On sait que des reshoots ont été effectués même s'il est pour l'instant difficile de juger de leur impact sur le résultat final. Quoiqu'il en soit, si certains personnages sont sympathiques (le droïde, l'aveugle et son compagnon...) leur introduction, la mise en place du groupe et le lancement de la mission est assez laborieux et il faut attendre le dernier acte pour vraiment décoller. De même, difficile de savoir ce qu'aurait donné le film avec la musique d'Alexandre Desplat, ou si dans un délai normal Michael Giacchino aurait livré autre chose qu'une partition qui par moment fleure bon le pastiche du Williams de 1977, mais le plus souvent échoue à proposer le moindre thème marquant et réorchestre maladroitement les plus emblématique sans raison.
Néanmoins, le film n'est pas dépourvu de qualités.
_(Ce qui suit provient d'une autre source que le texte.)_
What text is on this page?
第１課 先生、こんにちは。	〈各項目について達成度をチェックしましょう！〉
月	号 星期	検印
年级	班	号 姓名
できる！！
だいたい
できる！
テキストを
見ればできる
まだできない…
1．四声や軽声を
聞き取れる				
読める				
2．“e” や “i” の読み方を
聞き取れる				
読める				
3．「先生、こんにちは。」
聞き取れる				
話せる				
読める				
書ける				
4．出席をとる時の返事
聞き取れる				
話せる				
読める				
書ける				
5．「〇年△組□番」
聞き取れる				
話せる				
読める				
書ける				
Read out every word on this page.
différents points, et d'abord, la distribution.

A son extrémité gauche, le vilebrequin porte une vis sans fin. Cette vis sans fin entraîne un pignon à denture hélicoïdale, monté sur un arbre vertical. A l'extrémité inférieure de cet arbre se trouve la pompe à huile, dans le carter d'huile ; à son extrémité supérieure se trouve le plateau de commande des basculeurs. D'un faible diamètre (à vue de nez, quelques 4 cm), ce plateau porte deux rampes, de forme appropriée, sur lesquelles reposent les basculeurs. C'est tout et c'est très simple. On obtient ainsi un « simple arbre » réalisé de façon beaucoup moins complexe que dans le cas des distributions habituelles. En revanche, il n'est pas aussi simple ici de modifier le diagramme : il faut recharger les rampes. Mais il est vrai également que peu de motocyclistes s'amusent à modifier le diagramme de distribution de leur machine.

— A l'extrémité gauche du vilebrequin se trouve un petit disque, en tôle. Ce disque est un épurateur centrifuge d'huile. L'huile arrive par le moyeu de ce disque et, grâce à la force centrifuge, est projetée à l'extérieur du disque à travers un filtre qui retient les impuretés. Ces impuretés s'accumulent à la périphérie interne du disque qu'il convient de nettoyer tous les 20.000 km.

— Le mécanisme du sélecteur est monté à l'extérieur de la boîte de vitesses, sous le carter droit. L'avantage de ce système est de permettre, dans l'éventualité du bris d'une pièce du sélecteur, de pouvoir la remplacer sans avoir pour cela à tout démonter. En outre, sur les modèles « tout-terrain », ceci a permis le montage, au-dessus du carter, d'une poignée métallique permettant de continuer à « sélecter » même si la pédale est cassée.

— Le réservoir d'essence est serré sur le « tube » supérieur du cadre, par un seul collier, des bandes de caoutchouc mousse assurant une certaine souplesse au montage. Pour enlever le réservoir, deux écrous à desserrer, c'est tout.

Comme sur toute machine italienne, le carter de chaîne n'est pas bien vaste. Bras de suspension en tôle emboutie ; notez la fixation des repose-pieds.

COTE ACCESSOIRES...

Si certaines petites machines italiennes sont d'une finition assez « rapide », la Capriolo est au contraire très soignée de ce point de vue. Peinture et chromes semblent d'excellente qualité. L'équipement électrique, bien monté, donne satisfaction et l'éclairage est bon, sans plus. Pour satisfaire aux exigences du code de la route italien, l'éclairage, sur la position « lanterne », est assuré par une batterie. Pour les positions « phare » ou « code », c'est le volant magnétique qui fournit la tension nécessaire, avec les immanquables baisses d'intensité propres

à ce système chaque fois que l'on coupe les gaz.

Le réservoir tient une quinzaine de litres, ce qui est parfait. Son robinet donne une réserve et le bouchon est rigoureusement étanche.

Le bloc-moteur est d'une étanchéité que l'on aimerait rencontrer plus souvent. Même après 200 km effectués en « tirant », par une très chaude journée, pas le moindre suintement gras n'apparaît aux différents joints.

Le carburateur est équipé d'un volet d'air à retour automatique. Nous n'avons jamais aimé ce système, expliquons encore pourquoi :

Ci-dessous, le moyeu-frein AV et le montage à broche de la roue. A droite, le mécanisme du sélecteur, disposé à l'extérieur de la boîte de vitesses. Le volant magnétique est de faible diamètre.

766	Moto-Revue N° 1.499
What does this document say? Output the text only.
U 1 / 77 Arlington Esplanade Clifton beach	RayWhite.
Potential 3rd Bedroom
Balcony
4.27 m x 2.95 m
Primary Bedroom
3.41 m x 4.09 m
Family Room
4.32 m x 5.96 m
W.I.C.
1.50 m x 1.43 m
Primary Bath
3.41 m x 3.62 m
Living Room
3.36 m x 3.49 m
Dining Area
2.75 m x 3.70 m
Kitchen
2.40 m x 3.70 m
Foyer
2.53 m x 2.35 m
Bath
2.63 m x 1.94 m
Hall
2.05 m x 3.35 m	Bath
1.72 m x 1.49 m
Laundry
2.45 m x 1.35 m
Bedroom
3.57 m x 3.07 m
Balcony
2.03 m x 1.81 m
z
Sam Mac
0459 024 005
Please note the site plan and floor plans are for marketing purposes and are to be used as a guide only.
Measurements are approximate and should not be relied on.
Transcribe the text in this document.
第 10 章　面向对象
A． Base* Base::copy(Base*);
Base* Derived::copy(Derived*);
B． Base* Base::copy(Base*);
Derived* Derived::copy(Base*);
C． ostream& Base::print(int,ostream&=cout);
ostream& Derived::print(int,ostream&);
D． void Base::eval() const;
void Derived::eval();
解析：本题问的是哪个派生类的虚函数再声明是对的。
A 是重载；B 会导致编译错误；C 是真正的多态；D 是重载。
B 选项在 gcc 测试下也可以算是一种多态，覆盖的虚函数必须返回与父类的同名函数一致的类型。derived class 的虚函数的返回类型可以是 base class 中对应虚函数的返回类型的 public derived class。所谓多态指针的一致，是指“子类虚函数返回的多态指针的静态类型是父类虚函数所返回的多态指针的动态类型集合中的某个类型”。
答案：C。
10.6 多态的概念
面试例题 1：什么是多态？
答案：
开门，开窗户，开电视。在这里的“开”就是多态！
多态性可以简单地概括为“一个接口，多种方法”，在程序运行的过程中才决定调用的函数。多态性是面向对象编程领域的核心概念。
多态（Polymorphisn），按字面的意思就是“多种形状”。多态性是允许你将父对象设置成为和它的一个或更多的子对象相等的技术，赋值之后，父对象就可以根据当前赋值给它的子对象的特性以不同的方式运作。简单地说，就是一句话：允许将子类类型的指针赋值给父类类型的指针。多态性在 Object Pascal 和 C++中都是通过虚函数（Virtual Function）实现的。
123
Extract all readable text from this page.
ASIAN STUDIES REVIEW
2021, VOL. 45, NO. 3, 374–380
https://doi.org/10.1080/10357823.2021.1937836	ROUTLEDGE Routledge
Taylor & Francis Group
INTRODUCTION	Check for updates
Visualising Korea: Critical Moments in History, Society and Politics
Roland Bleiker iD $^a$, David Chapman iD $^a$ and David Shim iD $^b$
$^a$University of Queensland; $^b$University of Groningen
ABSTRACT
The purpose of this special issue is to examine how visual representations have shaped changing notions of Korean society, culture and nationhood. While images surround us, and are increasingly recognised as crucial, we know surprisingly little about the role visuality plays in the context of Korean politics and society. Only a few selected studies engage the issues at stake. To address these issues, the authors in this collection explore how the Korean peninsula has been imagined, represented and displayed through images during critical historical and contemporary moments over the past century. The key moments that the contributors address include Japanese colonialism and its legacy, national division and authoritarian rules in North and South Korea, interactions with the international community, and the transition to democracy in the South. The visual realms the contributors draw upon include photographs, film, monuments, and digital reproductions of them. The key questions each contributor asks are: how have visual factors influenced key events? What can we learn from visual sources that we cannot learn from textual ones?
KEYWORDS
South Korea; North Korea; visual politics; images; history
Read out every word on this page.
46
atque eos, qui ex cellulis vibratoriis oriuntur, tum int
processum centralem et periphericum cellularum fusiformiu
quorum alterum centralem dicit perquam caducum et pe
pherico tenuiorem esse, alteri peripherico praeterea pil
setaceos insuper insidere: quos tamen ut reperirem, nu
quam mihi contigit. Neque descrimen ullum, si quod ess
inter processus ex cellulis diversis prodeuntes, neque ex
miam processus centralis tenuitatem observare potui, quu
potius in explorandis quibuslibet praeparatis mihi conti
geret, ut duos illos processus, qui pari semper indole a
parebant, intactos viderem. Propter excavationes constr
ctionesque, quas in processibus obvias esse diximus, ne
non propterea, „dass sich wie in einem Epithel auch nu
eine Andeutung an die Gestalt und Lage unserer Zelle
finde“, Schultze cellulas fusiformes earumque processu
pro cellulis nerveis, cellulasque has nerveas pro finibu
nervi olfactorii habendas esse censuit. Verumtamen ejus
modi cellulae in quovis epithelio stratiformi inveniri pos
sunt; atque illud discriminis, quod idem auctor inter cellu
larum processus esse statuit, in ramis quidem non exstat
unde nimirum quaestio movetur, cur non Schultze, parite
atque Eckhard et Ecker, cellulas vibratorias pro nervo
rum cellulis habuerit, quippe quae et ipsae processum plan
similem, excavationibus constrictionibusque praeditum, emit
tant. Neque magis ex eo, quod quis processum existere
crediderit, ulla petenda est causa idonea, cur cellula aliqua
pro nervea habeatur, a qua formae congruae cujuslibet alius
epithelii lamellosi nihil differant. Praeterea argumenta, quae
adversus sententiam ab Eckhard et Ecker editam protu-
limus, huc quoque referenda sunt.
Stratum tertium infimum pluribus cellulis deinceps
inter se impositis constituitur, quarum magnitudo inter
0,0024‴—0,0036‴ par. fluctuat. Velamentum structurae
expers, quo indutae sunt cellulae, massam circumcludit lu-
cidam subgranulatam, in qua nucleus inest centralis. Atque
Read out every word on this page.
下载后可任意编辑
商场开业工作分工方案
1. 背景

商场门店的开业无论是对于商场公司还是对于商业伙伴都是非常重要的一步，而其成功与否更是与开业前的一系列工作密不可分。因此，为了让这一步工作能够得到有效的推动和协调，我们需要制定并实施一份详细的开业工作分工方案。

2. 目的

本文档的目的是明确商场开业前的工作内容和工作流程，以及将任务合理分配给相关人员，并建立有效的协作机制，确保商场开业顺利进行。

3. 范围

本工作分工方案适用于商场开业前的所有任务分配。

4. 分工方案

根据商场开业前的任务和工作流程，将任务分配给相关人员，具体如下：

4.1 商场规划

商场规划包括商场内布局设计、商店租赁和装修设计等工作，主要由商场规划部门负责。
Visuellement, on nous en met plein les yeux avec des plans superbes. La présence d'un personnage culte, si elle ne s'impose pas forcément, fait énormément plaisir, surtout dans sa dernière apparition qui use à merveille du potentiel iconique du bonhomme. Bon, tout le monde doit savoir de qui je parle, le fait qu'il soit dans le film n'est pas un secret, mais puisqu'on en arrive aux personnages connus qui apparaissent dans
Rogue One, j'en viens à deux d'entre eux en particulier, dont la présence m'a dérangée alors que pour l'un d'eux cela aurait dû me réjouir. Attention donc, dans le paragraphe qui suit l'image, je vais parler de petites choses qui pourraient encore être une surprise pour ceux qui n'ont pas encore vu le film.
Tarkin et Leia sont présents dans ce film. Le premier est un de mes méchants préférés de la saga avec Dark Vador. J'aime son aspect glacial et sarcastique, la gueule de Peter Cushing, son manque de scrupules, son assurance, son calme. C'est un méchant parfait. Le voir rivaliser avec Krennic pour hériter du joujou aurait donc dû être parfaitement délectable. Le hic, c'est que Peter Cushing est mort en 1994. Plutôt que d'engager un nouvel acteur ressemblant et bien maquillé mais qu'on n'aurait jamais confondu avec l'original et qui aurait donné sa propre version de Tarkin, ou de recourir à divers trucs comme de le filmer de dos, on a tout simplement recréé son visage numériquement. Il en est de même pour nous montrer trois secondes une jeune Leia. Or, si les progrès dans ce domaine sont notables et que la performance technique n'est pas mince, on n'atteint pas encore la perfection, et donc on se retrouve en pleine vallée dérangeante, ce principe selon lequel plus un robot ressemble à un humain, plus un véritable humain remarquera les détails qui ne vont pas et en sera perturbé. Tarkin illustre ici parfaitement ce problème car malgré le tour de force, j'étais sans arrêt sortie du film en le voyant, remarquant ce qui clochait, pas seulement dans son visage, mais dans sa façon de se tenir, sa taille, à me dire "oui c'est bien fait mais c'est fait parce que le vrai n'est plus disponible depuis longtemps"... Se pose également la question de savoir s'il est bien normal de faire ainsi "jouer" un mort. Certes, c'est un autre acteur qui l'interprète, et on pourra toujours se dire qu'un maquillage numérique n'est qu'une technique différente du maquillage traditionnel qui n'aurait pas aussi bien fait illusion mais n'aurait pas soulevé de questions morales. Mais on peut se demander ce qu'on fera des possibilités de plus en plus vaste que ce Peter Cushing revenu d'entre les morts nous fait entrapercevoir.
Pour conclure,
Rogue One n'est pas un mauvais spectacle, mais est très loin du potentiel qu'il laissait entrevoir, et malgré quelques séquences efficaces, m'a procuré bien moins d'émotions que les épisodes de la saga. Même ceux de la prélogie, malgré des passages affligeants et un revisionnage qui s'est chaque fois fait à leurs dépens, m'auront davantage fait vibrer que ce film-là, tout comme l'Épisode VII malgré les critiques qu'on en a faite sur son aspect recyclage mais qui m'a présenté des personnages que je trouvais attachants et que j'ai envie de retrouver, alors que le destin tragique des héros de
Rogue One n'a pas suscité grand chose chez moi. Ce qui ne me rend pas très optimiste concernant les aventures d'un jeune Han Solo.